There’s a beautiful parallel between Bayesian updating of beliefs and evolutionary dynamics of a population that I want to present.
Let’s start by deriving some basic evolutionary game theory! We’ll describe a population as made up of N different genotypes:
(1, 2, 3, …, N)
Each of these genotypes is represented in some proportion of the population, which we’ll label with an X.
Distribution of genotypes in the population X = (X1, X2, X3, …, XN)
Each of these fractions will in general change with time. For example, if some ecosystem change occurs that favors genotype 1 over the other genotypes, then we expect X1 to grow. So we’ll write:
Distribution of genotypes over time = (X1(t), X2(t), X3(t), …, XN(t))
Each genotype has a particular fitness that represents how well-adjusted it is to survive onto the next generation in a population.
Fitness of genotypes = (f1, f2, f3, …, fN)
Now, if Genotype 1 corresponds to a predator, and Genotype 2 to its prey, then the fitness of Genotype 2 very much depends on the population of Genotype 1 organisms as well its own population. In general, the fitness function for a particular genotype is going to depend on the distribution of all the genotypes, not just that one. This means that we should write each fitness as a function of all the Xis
Fitness of genotypes = (f1(X), f2(X), f3(X), …, fN(X))
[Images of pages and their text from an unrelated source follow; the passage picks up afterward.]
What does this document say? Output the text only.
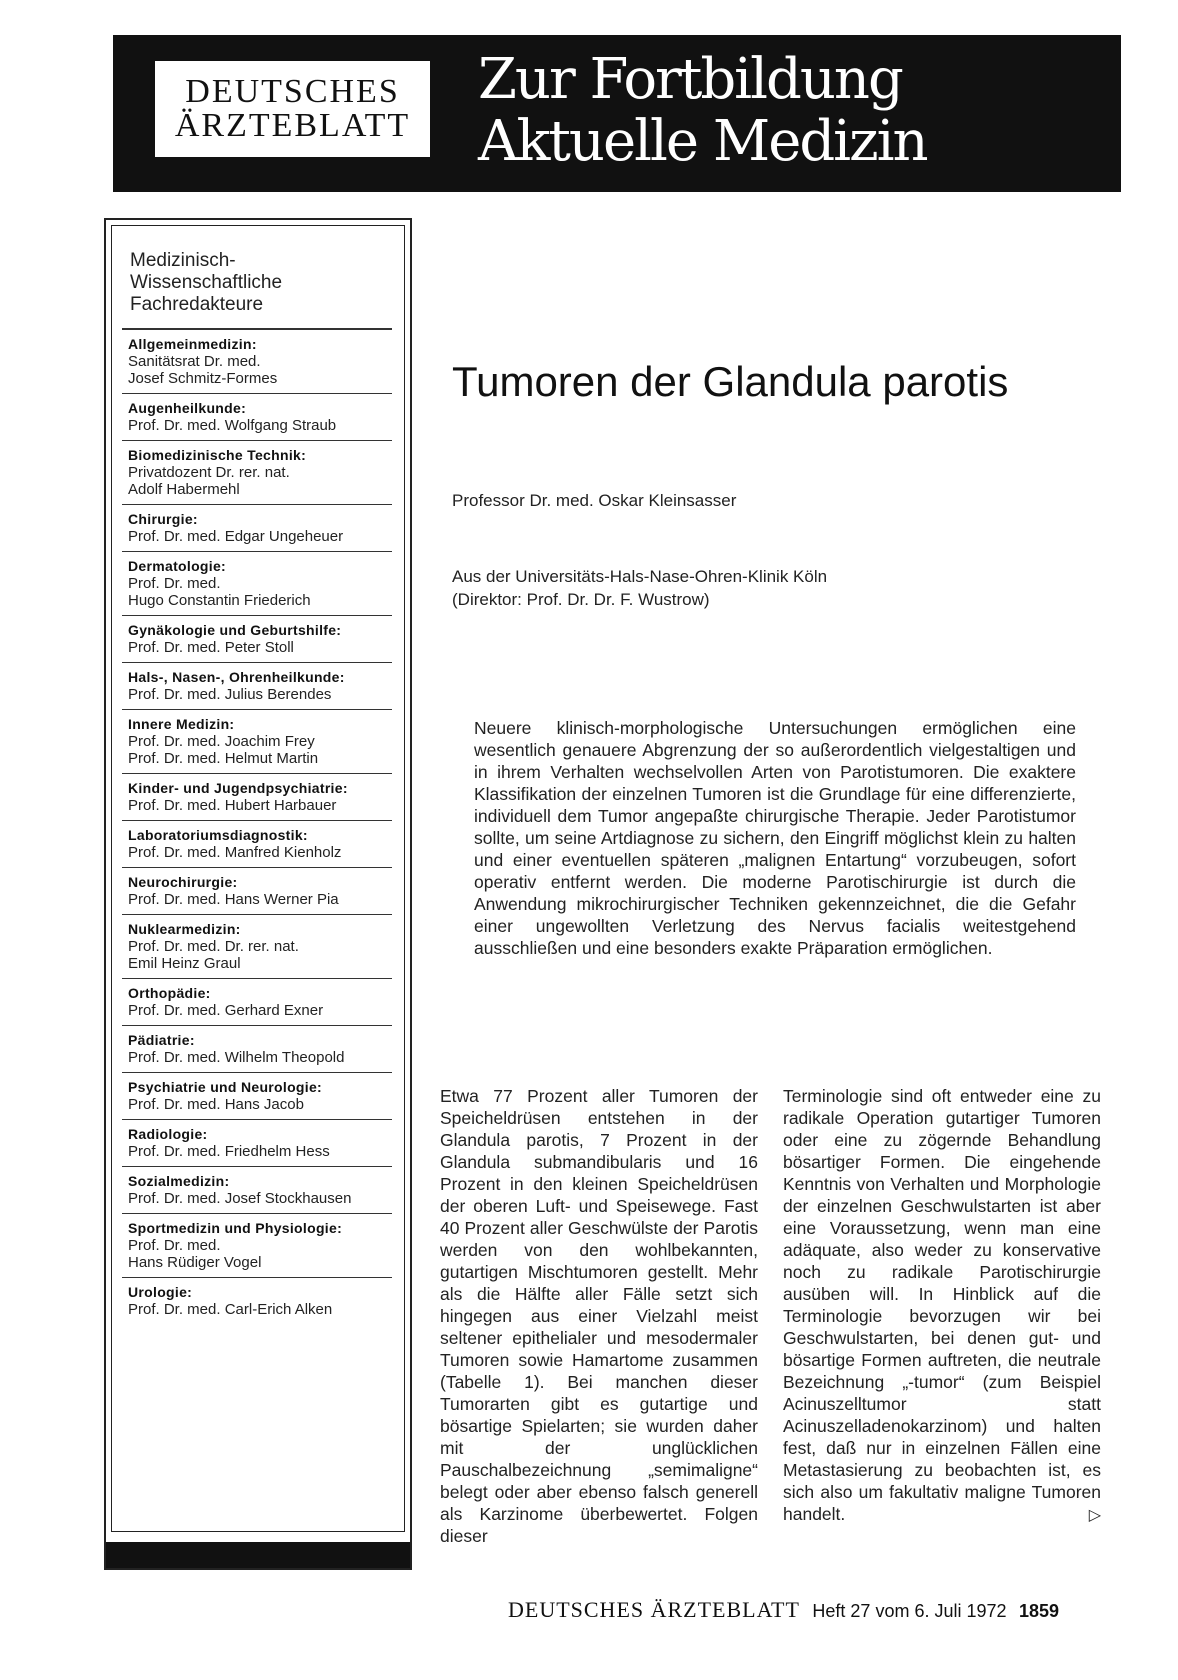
DEUTSCHES
ÄRZTEBLATT
Zur Fortbildung
Aktuelle Medizin
Medizinisch-
Wissenschaftliche
Fachredakteure
Allgemeinmedizin:
Sanitätsrat Dr. med.
Josef Schmitz-Formes
Augenheilkunde:
Prof. Dr. med. Wolfgang Straub
Biomedizinische Technik:
Privatdozent Dr. rer. nat.
Adolf Habermehl
Chirurgie:
Prof. Dr. med. Edgar Ungeheuer
Dermatologie:
Prof. Dr. med.
Hugo Constantin Friederich
Gynäkologie und Geburtshilfe:
Prof. Dr. med. Peter Stoll
Hals-, Nasen-, Ohrenheilkunde:
Prof. Dr. med. Julius Berendes
Innere Medizin:
Prof. Dr. med. Joachim Frey
Prof. Dr. med. Helmut Martin
Kinder- und Jugendpsychiatrie:
Prof. Dr. med. Hubert Harbauer
Laboratoriumsdiagnostik:
Prof. Dr. med. Manfred Kienholz
Neurochirurgie:
Prof. Dr. med. Hans Werner Pia
Nuklearmedizin:
Prof. Dr. med. Dr. rer. nat.
Emil Heinz Graul
Orthopädie:
Prof. Dr. med. Gerhard Exner
Pädiatrie:
Prof. Dr. med. Wilhelm Theopold
Psychiatrie und Neurologie:
Prof. Dr. med. Hans Jacob
Radiologie:
Prof. Dr. med. Friedhelm Hess
Sozialmedizin:
Prof. Dr. med. Josef Stockhausen
Sportmedizin und Physiologie:
Prof. Dr. med.
Hans Rüdiger Vogel
Urologie:
Prof. Dr. med. Carl-Erich Alken
Tumoren der Glandula parotis
Professor Dr. med. Oskar Kleinsasser
Aus der Universitäts-Hals-Nase-Ohren-Klinik Köln
(Direktor: Prof. Dr. Dr. F. Wustrow)
Neuere klinisch-morphologische Untersuchungen ermöglichen eine wesentlich genauere Abgrenzung der so außerordentlich vielgestaltigen und in ihrem Verhalten wechselvollen Arten von Parotistumoren. Die exaktere Klassifikation der einzelnen Tumoren ist die Grundlage für eine differenzierte, individuell dem Tumor angepaßte chirurgische Therapie. Jeder Parotistumor sollte, um seine Artdiagnose zu sichern, den Eingriff möglichst klein zu halten und einer eventuellen späteren „malignen Entartung“ vorzubeugen, sofort operativ entfernt werden. Die moderne Parotischirurgie ist durch die Anwendung mikrochirurgischer Techniken gekennzeichnet, die die Gefahr einer ungewollten Verletzung des Nervus facialis weitestgehend ausschließen und eine besonders exakte Präparation ermöglichen.
Etwa 77 Prozent aller Tumoren der Speicheldrüsen entstehen in der Glandula parotis, 7 Prozent in der Glandula submandibularis und 16 Prozent in den kleinen Speicheldrüsen der oberen Luft- und Speisewege. Fast 40 Prozent aller Geschwülste der Parotis werden von den wohlbekannten, gutartigen Mischtumoren gestellt. Mehr als die Hälfte aller Fälle setzt sich hingegen aus einer Vielzahl meist seltener epithelialer und mesodermaler Tumoren sowie Hamartome zusammen (Tabelle 1). Bei manchen dieser Tumorarten gibt es gutartige und bösartige Spielarten; sie wurden daher mit der unglücklichen Pauschalbezeichnung „semimaligne“ belegt oder aber ebenso falsch generell als Karzinome überbewertet. Folgen dieser
Terminologie sind oft entweder eine zu radikale Operation gutartiger Tumoren oder eine zu zögernde Behandlung bösartiger Formen. Die eingehende Kenntnis von Verhalten und Morphologie der einzelnen Geschwulstarten ist aber eine Voraussetzung, wenn man eine adäquate, also weder zu konservative noch zu radikale Parotischirurgie ausüben will. In Hinblick auf die Terminologie bevorzugen wir bei Geschwulstarten, bei denen gut- und bösartige Formen auftreten, die neutrale Bezeichnung „-tumor“ (zum Beispiel Acinuszelltumor statt Acinuszelladenokarzinom) und halten fest, daß nur in einzelnen Fällen eine Metastasierung zu beobachten ist, es sich also um fakultativ maligne Tumoren handelt.	▷
DEUTSCHES ÄRZTEBLATT Heft 27 vom 6. Juli 1972 1859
Now, what is relevant to the change of any Xi is not the absolute value of the fitness function fi, but the comparison of fi to the average fitness of the entire population. This reflects the fact that natural selection is competitive. It’s not enough to just be fit, you need to be more fit than your neighbors to successfully pass on your genes.
We can find the average fitness of the population by the standard method of summing over each fitness weighted by the proportion of the population that has that fitness:
favg = X1 f1 + X2 f2 + … + XN fN
And since the fitness of a genotype is relative to the average population genotype the change of Xi is proportional to the ratio of fi / favg. In addition, the change of Xi at time t should be proportional to the size of Xi at time t (larger populations grow faster than small populations). Here is the simplest equation we could write with these properties:
Xi(t + 1) = Xi(t) · fi / favg
This is the discrete replicator equation. Each genotype either grows or shrinks over time according to the ratio of its fitness to the average population fitness. If the fitness of a given genotype is exactly the same as the average fitness, then the proportion of the population that has that genotype stays the same.
Now, how does this relate to Bayesian inference? Instead of a population composed of different genotypes, we have a population composed of beliefs in different theories. The fitness function for each theory corresponds to how well it predicts new evidence. And the evolution over time corresponds to the updating of these beliefs upon receiving new evidence.
Xi(t + 1) → P(Ti | E)
Xi(t) → P(Ti)
fi → P(E | Ti)
What does favg become?
favg = X1 f1 + … + XN fN
P(E) = P(T1) P(E | T2) + … + P(TN) P(E | TN)
But now our equation describing evolutionary dynamics just becomes identical to Bayes’ rule!
Xi(t + 1) = Xi(t) · fi / favg
P(Ti | E) = P(Ti) P(E | Ti) / P(E)
This is pretty fantastic. It means that we can quite literally think of Bayesian reasoning as a form of natural selection, where only the best ideas survive and all others are outcompeted. A Bayesian treats their beliefs as if they are organisms in an ecosystem that punishes those that fail to accurately predict what will happen next. It is evolution towards maximum predictive power.
There are some intriguing hints here of further directions for study. For example, the Bayesian fitness function only depended on the particular theory whose fitness was being evaluated, but it could have more generally depended on all of the different theories as in the original replicator equation.
Plus, the discrete replicator equation is only one simple idealized model of patterns of evolutionary change in populations. There is a continuous replicator equation, where populations evolve smoothly as analytic functions of time. There are also generalizations that introduce mutation, allowing a population to spontaneously generate new genotypes and transition back and forth between similar genotypes. Evolutionary graph theory incorporates population structure into the model, allowing for subtleties regarding complex spatial population interactions.
What would an inference system based off of these more general evolutionary dynamics look like? How would it compare to Bayesianism?